Generalized variability response functions for two-dimensional elasticity problems

Abstract

The ability to determine probabilistic characteristics of response quantities in structural mechanics (e.g. displacements, stresses) as well as effective material properties is restricted due to lack of information on the probabilistic characteristics of the uncertain system parameters. The concept of the variability response function (VRF) has been proposed as a means to systematically capture the effect of the stochastic spectral characteristics of uncertain system parameters modeled by homogeneous random fields on the uncertain structural response. The key property of the VRF in its classical sense is its independence from the marginal probability distribution function (PDF) and the spectral density function (SDF) of the uncertain system parameters (it depends only on the deterministic structural configuration and boundary conditions). Proofs have been provided for the existence of VRFs for linear and some nonlinear statically determinate beams. For statically indeterminate structures, the Monte Carlo based generalized variability response function (GVRF) methodology has been proposed recently as a generalization of the VRF concept to indeterminate linear and some nonlinear beams.
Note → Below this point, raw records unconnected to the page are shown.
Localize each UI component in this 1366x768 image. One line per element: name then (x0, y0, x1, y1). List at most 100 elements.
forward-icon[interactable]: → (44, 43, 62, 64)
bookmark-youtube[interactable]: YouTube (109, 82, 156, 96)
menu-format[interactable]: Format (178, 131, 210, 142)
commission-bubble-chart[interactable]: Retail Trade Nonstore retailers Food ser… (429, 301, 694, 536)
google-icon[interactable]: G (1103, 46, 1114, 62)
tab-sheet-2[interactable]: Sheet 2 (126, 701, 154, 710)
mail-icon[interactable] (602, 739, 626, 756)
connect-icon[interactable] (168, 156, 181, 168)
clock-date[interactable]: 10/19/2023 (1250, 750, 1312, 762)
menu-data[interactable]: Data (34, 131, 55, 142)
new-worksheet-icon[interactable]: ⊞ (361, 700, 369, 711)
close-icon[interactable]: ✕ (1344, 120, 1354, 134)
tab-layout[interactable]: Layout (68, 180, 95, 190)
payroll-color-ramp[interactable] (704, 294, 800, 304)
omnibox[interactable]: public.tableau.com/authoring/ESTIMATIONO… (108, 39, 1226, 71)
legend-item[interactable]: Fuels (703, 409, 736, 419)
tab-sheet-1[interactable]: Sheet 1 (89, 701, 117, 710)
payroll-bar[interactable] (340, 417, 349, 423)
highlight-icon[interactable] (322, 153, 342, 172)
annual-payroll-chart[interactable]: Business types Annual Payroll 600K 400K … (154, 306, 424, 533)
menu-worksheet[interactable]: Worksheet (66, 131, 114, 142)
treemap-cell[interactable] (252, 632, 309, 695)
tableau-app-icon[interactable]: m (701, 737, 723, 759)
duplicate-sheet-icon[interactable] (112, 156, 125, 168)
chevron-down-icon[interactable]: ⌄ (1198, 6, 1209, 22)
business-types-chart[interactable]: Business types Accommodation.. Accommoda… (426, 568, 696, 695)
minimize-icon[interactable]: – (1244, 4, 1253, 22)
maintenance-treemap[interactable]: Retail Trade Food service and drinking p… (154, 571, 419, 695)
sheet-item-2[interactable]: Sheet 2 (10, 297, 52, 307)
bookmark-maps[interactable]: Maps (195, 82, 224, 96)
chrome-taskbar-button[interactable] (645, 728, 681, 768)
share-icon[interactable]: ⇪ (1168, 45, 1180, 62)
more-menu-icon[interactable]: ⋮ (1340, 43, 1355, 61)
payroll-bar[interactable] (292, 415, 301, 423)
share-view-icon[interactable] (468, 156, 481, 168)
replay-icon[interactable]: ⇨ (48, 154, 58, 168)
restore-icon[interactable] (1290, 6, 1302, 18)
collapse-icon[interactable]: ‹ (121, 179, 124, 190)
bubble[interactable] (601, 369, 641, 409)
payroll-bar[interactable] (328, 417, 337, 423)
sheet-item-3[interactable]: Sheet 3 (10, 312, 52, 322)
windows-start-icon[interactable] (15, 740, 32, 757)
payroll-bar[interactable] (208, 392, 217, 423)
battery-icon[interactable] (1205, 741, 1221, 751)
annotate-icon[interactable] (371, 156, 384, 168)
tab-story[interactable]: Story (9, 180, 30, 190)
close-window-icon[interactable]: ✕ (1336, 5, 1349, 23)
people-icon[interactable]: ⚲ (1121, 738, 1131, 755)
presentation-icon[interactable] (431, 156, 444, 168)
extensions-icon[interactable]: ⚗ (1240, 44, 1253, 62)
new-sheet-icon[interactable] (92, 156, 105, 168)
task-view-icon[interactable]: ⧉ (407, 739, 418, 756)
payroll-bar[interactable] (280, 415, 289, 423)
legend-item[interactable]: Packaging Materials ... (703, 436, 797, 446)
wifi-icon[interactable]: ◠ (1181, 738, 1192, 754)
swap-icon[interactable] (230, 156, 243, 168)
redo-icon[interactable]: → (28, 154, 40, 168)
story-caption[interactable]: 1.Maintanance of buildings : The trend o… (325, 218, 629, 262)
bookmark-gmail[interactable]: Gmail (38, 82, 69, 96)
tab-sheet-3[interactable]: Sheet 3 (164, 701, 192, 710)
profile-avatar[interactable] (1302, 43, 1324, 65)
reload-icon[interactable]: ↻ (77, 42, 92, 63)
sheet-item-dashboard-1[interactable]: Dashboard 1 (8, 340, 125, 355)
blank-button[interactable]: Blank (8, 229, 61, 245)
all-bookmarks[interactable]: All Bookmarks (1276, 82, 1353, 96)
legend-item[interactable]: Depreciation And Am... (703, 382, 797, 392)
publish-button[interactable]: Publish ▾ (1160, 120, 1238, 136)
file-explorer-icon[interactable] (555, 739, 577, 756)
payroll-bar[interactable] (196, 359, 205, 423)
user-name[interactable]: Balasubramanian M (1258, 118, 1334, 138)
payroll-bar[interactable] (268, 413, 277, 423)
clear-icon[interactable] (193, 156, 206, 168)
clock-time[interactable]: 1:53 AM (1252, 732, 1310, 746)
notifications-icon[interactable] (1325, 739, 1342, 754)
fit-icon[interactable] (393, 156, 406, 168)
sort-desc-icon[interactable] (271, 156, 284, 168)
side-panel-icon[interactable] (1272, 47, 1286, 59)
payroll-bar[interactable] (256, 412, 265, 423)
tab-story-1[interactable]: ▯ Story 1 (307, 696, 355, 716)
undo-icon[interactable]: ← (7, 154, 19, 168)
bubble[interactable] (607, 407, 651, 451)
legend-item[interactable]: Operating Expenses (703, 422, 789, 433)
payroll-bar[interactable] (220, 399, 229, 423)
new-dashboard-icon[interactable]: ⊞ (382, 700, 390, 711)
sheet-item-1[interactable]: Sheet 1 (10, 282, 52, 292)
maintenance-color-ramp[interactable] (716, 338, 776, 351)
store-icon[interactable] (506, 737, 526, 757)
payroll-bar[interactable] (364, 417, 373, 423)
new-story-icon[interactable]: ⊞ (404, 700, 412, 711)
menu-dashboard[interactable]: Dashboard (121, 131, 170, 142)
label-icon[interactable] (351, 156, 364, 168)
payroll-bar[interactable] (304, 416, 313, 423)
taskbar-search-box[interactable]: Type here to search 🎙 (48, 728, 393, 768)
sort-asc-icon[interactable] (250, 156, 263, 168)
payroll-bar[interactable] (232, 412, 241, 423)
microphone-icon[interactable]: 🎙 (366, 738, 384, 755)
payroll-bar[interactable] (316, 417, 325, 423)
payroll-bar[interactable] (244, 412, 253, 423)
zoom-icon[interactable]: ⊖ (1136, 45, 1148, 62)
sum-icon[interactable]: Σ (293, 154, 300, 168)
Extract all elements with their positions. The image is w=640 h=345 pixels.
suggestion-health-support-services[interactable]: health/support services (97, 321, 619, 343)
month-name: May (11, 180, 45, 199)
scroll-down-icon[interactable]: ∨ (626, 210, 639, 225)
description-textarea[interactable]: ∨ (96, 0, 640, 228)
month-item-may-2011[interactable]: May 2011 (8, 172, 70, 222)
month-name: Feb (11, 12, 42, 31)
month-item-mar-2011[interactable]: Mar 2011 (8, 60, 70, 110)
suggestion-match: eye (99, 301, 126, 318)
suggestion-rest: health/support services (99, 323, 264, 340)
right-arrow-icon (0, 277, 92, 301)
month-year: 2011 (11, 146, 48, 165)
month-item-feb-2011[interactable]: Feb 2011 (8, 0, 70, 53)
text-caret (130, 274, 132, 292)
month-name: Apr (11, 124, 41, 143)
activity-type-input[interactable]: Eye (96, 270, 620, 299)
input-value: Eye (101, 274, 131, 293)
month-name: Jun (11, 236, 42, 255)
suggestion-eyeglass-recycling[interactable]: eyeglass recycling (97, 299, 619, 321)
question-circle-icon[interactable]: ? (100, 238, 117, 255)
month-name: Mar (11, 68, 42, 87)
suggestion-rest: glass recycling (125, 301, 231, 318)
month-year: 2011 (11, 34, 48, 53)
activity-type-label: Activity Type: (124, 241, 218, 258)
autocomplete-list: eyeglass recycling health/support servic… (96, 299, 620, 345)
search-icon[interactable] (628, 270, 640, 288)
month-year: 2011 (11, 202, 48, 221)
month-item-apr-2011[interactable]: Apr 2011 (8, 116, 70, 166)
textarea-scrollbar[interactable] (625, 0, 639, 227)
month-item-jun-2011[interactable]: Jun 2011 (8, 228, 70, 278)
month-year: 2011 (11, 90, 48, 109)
The methodology computes GVRFs, which are analogous to VRFs for statically determinate structures, and evaluates their dependence (or lack thereof) on the PDF and SDF of the random field, thereby providing an estimate of the accuracy of the GVRF. In this paper, the GVRF methodology is extended to problems involving two-dimensional, linear continua whose stochasticity is characterized by statistically homogeneous random fields. After detailing the GVRF methodology for two-dimensional random fields, two numerical examples are provided: GVRFs are computed for the displacement response and for the effective compliance of linear plane stress systems.